[Devel] Re: Linux Checkpoint-Restart - v19
Jiro SEKIBA
jir at dependable-os.net
Sat Apr 3 02:03:34 PDT 2010
Hi,
Sorry for the late replay
On 2010/03/30, at 12:05, Serge E. Hallyn wrote:
> Quoting Jiro SEKIBA (jir at dependable-os.net):
>> Hi
>>
>> On 2010/03/25, at 1:47, Serge E. Hallyn wrote:
>>
>>> Quoting Jiro SEKIBA (jir at dependable-os.net):
>>>>> If it doesn't work, can you please describe again the exact order of
>>>>> commands that you use and the reported error(s) ?
>>>>>
>>>> I'll let you know in any cases.
>>>>
>>>> Thank you very much for the advice
>>>
>>> Hi Jiro,
>>>
>>> Can you fetch the latest cr_tests
>>> (git clone git://git.sr71.net/~hallyn/cr_tests)
>>>
>>> and
>>> cd cr_tests; make; cd simple
>>> sh runtests.sh
>>>
>>> and tell me whether the second (restart --self) test succeeds?
>>> If it fails, can you send me the cr_*/log2 contents?
>>>
>>
>> I've tried on ckpt-v20 and the above test looks OK.
>> And looks like self_checkpointing is working fine so far.
>>
>> However, I'm still not able to restart external checkpoint correctly.
>>
>> Here are the program and scripts I used for the test.
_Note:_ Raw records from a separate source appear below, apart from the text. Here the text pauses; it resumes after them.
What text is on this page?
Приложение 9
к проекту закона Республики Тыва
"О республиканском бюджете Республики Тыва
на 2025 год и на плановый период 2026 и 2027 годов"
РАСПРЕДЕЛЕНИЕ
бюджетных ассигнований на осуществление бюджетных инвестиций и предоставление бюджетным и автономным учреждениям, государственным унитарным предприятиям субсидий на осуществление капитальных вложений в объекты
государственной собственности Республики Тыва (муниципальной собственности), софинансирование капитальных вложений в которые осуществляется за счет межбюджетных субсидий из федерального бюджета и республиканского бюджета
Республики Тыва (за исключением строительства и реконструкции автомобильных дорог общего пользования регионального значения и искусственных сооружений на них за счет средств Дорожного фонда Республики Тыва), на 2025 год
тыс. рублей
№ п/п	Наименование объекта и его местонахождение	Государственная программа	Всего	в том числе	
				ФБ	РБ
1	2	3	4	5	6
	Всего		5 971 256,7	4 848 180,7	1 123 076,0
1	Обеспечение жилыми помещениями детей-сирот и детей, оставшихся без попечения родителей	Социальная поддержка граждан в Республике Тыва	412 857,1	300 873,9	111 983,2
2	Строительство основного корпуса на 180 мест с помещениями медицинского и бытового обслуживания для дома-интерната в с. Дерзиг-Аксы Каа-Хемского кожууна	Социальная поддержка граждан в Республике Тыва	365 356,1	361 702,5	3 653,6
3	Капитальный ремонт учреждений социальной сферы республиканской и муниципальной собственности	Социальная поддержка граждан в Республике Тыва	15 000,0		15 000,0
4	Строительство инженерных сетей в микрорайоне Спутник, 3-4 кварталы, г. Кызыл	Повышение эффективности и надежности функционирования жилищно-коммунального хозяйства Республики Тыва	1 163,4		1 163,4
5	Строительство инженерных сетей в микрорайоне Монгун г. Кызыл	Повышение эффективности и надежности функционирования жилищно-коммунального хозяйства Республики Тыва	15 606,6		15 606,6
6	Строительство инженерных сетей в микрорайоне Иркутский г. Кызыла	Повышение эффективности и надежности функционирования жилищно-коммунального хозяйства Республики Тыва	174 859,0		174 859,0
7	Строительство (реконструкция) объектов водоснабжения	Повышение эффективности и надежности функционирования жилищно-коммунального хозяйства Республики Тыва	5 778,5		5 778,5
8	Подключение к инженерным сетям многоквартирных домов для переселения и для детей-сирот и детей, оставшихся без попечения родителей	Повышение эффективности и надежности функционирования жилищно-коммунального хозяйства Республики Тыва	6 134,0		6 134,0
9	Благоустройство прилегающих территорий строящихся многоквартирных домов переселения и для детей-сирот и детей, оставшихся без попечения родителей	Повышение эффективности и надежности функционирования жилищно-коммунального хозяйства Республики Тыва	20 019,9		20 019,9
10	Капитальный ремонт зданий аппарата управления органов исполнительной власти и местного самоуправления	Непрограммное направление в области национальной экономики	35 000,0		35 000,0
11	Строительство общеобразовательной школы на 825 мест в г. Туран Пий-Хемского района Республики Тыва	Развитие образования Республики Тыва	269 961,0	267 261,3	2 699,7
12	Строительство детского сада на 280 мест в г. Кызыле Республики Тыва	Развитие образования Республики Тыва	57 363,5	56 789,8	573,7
>> I used user-cr ckpt-v20 branch for checkpoint/restart program.
>>
>> This time I disconnect the program from tty completely.
>>
>> ----------8<----------8<----------test.c----------8<----------8<----------
>> #include <stdio.h>
>> #include <unistd.h>
>>
>> int main(void)
>> {
>> FILE *fp;
>> int i;
>> pid_t pid;
>> int st;
>>
>> if(fork()) {
>> return 0;
>
> Odd thing to do, not sure if you had a reason for it. Still,
> should be fine :)
>
>> } else {
>> waitpid(getppid(), &st, NULL);
>>
>> close(0);
>> close(1);
>> close(2);
>> setsid();
>>
>> if(fork()) {
>> return 0;
>> } else
>> waitpid(getppid(), &st, NULL);
>> }
>>
>> //unlink("/tmp/test.out");
>> fp = fopen("/tmp/test.out","w");
>>
>> for(i=0;i<10;i++) {
>> fprintf(fp,"%d\n",i);
>> fflush(fp);
>> sleep(1);
>> }
>>
>> fclose(fp);
>> return 0;
>> }
>> ----------8<----------8<----------test.c----------8<----------8<----------
>>
>> ----------8<----------8<----------checkpoint.sh----------8<----------8<----------
>> #!/bin/sh
>>
>> CLOG=checkpoint.log
>> RLOG=restart.log
>> rm -f $CLOG $RLOG
>>
>> ./test &
>> sleep 1
>> PID=$(ps x | grep test | grep -v grep |cut -f 2 -d' ')
>>
>> sleep 2
>> echo $PID > /cgroup/0/tasks
>>
>> echo FROZEN > /cgroup/0/freezer.state
>> ./checkpoint -l $CLOG -v $PID > ckpt.image
>>
>> mv /tmp/test.out /tmp/test.out.orig
>> cp /tmp/test.out.orig /tmp/test.out
>>
>> echo THAWED > /cgroup/0/freezer.state
>>
>> ./restart --pidns -l $RLOG -v -i ckpt.image;
>> ----------8<----------8<----------checkpoint.sh----------8<----------8<----------
>>
>> When I run the above script, I got following:
>>
>> # mount -t cgroup -o freezer cgroup /cgroup
>> # mkdir /cgroup/0
>> # sh checkpoint.sh
>> checkpoint id 8
>> Success
>>
>> Then, I'm expecting to see number 0 to 9 in /tmp/test.out, but
>> I only got 0 to 3, which is the state I froze and checkpointed the process.
>>
>> checkpoint.log and restart.log are empty.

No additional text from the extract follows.